Add V-Guard Industries Ltd For Target Rs.282 - ICICI Securities
Likely market share gains across segments
Key takeaways: (1) revenues grew 45.6% YoY, led by strong growth in all segments and price hikes across products, (2) revenue growth in South India and Non-South India markets was 44.9% and 48.8% YoY, respectively, (3) EBITDA margin declined 180bps due to inflation in input cost and freight and brand building spends and (4) working capital investments increased due to higher inventory days. V-Guard’s consumer durables business was up 71% YoY. Steady investments in marketing is likely to drive strong revenue growth over FY22-24. We continue to like V-Guard’s business model due to (1) strong market shares in stabilizers, water heaters and pumps, (2) investments in distribution and brand-building and (3) investments and likely success in kitchen appliances over medium term. We maintain ADD rating on the stock with DCF-based target price of Rs282 (implied P/E 35x of FY24E EPS).
* Q2FY22 performance: V-Guard reported revenue, EBITDA and PAT growth of 45.6%, 24.3% and 15.1%, respectively, YoY. We note (1) strong consumer off-take and (2) price hikes across products helped the company to report strong revenue growth. Gross and EBITDA margins declined 76bps and 180bps, respectively due to inflation in input prices and higher other expenses. We believe increase in freight cost and ad-spends led to higher other expenses.
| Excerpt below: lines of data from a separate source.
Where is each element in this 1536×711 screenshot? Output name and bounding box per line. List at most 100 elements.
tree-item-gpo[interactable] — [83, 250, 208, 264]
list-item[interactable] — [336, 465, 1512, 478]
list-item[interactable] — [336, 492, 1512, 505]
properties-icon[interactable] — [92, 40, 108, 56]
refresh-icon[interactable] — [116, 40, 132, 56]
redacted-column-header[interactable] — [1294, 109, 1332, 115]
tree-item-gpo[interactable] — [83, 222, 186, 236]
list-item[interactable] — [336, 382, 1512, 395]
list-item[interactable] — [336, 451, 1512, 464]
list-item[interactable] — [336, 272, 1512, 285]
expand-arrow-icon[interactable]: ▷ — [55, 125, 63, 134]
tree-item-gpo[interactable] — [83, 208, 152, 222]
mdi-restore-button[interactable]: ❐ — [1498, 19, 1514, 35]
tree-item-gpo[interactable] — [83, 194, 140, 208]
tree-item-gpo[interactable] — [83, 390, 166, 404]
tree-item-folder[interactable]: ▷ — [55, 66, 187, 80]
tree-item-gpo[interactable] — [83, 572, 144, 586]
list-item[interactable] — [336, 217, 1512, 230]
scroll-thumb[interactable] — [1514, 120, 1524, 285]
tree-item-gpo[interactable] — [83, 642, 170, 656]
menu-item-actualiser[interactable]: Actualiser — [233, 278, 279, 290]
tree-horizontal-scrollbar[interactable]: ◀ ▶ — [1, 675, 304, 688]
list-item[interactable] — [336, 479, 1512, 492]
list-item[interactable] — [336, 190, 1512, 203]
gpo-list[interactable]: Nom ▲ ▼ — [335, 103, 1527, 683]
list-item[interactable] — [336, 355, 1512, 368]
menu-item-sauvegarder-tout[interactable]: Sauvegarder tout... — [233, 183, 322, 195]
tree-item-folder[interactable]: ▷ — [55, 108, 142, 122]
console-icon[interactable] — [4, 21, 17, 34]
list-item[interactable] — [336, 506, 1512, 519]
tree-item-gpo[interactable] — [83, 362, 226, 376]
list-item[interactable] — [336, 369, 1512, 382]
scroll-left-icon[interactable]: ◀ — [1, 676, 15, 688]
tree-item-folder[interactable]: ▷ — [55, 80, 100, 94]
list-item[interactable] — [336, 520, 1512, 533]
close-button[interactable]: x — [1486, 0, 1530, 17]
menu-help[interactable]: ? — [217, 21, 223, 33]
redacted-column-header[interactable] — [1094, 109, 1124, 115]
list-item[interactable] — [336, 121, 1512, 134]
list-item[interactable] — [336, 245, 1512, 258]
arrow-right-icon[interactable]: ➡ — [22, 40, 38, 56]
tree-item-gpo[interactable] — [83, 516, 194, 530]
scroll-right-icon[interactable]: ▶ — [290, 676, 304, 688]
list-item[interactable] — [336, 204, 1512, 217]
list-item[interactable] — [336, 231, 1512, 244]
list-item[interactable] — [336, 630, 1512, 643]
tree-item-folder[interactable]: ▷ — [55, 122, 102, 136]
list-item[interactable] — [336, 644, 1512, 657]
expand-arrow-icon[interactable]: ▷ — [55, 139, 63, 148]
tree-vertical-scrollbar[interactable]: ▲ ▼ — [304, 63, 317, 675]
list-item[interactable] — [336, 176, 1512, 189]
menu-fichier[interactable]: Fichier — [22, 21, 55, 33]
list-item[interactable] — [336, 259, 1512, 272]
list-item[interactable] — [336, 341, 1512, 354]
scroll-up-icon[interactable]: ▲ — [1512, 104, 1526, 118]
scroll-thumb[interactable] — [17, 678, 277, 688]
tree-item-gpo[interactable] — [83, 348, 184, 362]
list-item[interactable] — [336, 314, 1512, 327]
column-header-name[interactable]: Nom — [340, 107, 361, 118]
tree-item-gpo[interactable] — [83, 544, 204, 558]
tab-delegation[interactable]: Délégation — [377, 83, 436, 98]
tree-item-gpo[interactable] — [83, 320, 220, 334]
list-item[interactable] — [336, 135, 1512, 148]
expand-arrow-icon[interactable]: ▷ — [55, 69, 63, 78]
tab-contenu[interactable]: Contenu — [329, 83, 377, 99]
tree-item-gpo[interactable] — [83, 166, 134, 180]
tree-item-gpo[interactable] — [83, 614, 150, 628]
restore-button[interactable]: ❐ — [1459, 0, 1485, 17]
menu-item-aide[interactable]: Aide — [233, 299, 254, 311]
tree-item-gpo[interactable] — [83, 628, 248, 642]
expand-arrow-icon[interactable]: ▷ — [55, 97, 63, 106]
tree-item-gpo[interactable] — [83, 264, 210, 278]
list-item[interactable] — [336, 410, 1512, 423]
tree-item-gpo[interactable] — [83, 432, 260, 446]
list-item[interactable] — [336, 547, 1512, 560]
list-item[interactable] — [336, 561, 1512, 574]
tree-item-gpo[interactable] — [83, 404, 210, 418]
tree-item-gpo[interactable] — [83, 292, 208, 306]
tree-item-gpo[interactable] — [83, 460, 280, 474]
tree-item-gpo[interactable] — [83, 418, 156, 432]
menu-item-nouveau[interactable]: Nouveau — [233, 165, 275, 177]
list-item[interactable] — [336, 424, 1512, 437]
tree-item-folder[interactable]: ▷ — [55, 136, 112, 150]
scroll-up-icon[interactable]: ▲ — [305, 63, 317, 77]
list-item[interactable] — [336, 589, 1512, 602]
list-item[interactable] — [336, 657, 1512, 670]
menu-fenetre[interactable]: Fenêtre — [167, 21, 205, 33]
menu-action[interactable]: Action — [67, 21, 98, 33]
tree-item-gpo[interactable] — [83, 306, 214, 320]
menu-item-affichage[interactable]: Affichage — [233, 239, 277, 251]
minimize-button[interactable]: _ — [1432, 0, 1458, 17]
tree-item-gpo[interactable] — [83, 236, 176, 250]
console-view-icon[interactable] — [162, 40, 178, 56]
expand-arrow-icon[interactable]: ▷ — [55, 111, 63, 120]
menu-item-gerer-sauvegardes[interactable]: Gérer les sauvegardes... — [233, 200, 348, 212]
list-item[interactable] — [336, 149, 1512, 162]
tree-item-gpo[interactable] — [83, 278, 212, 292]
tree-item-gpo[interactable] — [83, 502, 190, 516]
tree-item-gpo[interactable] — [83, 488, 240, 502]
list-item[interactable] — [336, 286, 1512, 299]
* Segment-wise performance: Segment-wise revenue growth rates: Electronics 22.3%, Electricals 45.1% and Consumer Durables 71% YoY. Revenue growth in South India was 44.9% whereas Non-South region reported revenue growth of 48.8% YoY. Non-south region contributed 39.4% of total revenues in Q2FY22, down from 43.2% in Q1FY22.
* Higher working capital investments: Due to seasonal stocking up by the company, the inventory days increased substantially from 96 to 125 YoY and impacted operating cashflows. However, we believe this issue is short term in nature and will be resolved in next 1-2 quarters
* Price hikes across categories: To offset adverse impact of sharp inflation in input material prices, the company increased prices across segments. We believe VGuard will have to take further price hikes to completely pass on the impact of inflation in Oct’21.
* Maintain ADD: We model V-Guard to report PAT CAGR of 20.1% over FY21- FY24E and RoE to be >18% over FY23-24. We remain positive on V-Guard’s business model due to strong competitive advantages in South India and growth potential across segments. Maintain ADD with a DCF-based target price of Rs282 (implied P/E 35x FY24E).